Anspruchsvoller Parcours
Die Parcours im finnischen Potkurikaupunki sind anspruchsvoll. Die Schülerinnen und Schüler warten in einer eigens für sie eingerichteten Kältekammer auf ihren Einsatz, um mit roten Nasen und gefrorenen Tränen im Gesicht entsprechend mitleiderregend aufzutreten. Den einen fehlt das Kleingeld, andere haben die neue Monatsmarke zwar schon dabei, aber noch nicht aufgeklebt, und in der Königsdisziplin werden Musikschüler mit Cello, Kontrabass oder Stalinorgel trotz gültiger Fahrausweise auf freier Strecke ausgesetzt.
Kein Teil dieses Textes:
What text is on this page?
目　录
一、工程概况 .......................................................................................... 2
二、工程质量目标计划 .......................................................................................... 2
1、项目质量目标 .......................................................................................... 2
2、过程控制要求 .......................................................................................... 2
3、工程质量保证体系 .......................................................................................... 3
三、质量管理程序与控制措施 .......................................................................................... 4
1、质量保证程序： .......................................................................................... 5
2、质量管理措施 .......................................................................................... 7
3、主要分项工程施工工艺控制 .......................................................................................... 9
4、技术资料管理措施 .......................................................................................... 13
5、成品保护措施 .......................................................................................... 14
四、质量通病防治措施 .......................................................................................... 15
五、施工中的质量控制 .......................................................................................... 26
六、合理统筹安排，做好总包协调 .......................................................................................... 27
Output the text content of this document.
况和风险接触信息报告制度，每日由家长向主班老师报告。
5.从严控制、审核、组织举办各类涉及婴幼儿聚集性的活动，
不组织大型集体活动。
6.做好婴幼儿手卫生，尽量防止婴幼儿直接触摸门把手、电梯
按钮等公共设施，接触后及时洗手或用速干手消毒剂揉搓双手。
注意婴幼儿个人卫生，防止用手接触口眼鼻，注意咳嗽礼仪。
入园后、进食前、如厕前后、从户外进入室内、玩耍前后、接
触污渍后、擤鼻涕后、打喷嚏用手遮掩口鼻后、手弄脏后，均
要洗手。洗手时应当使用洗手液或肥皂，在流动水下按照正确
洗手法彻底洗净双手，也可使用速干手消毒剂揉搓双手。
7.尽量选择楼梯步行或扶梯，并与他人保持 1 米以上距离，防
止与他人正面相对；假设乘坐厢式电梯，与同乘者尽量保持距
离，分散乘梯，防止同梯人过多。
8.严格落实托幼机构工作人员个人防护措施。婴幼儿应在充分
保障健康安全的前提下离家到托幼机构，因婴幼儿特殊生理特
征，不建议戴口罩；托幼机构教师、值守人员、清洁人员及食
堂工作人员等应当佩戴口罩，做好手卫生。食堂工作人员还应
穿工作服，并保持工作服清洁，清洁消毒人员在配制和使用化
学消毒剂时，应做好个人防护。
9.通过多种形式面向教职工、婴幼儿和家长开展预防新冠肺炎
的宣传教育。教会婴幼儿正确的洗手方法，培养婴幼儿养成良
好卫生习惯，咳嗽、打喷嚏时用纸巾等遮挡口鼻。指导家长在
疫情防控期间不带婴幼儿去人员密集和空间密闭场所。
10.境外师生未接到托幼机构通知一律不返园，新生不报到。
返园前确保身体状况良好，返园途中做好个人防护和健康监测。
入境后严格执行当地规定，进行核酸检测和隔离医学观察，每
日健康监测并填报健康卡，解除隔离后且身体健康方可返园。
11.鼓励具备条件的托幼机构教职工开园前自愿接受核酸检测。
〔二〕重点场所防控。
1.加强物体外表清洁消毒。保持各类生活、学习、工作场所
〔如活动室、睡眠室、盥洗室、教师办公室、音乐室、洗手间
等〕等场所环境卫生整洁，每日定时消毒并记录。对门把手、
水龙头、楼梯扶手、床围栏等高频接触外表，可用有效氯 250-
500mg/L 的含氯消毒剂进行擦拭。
Des Weiteren gibt es Haltestellen, an denen die Fahrer die Türen gar nicht erst öffnen oder lachend daran vorbeirasen. Sonderpunkte gibt es auch für das zielgenaue Treffen einer Pfütze neben einer Schülergruppe und Knock-outs mit dem rechten Außenspiegel. Die Anforderungen auf Schiene und Straße ähneln einander, bei Linienschiffen kommt noch das Kielholen und die Planke hinzu.
Als Allrounderin wird Gisela Dombrowski sowohl im Einzel als auch im Doppel, zusammen mit Florian Semmler, antreten. Sie hat Zeit, uns das alles zu erzählen, da wir uns mittlerweile an der Wendeschleife ihrer Endstation befinden. Pause. Während ihr Helfer mit einem Schlauch das Schülerblut von den Trittstufen spritzt, kaut die Chauffeurin an einem Gurkensandwich aus der mitgebrachten Stullenbüchse. Dabei erzählt sie uns mit leuchtenden Augen von ihrem heimlichen großen Traum: „Einmal so ein Gör achtkantig aus einem mit 300 Sachen fahrenden ICE zu werfen – das wär’s!“ Da drücken wir doch gern die Daumen.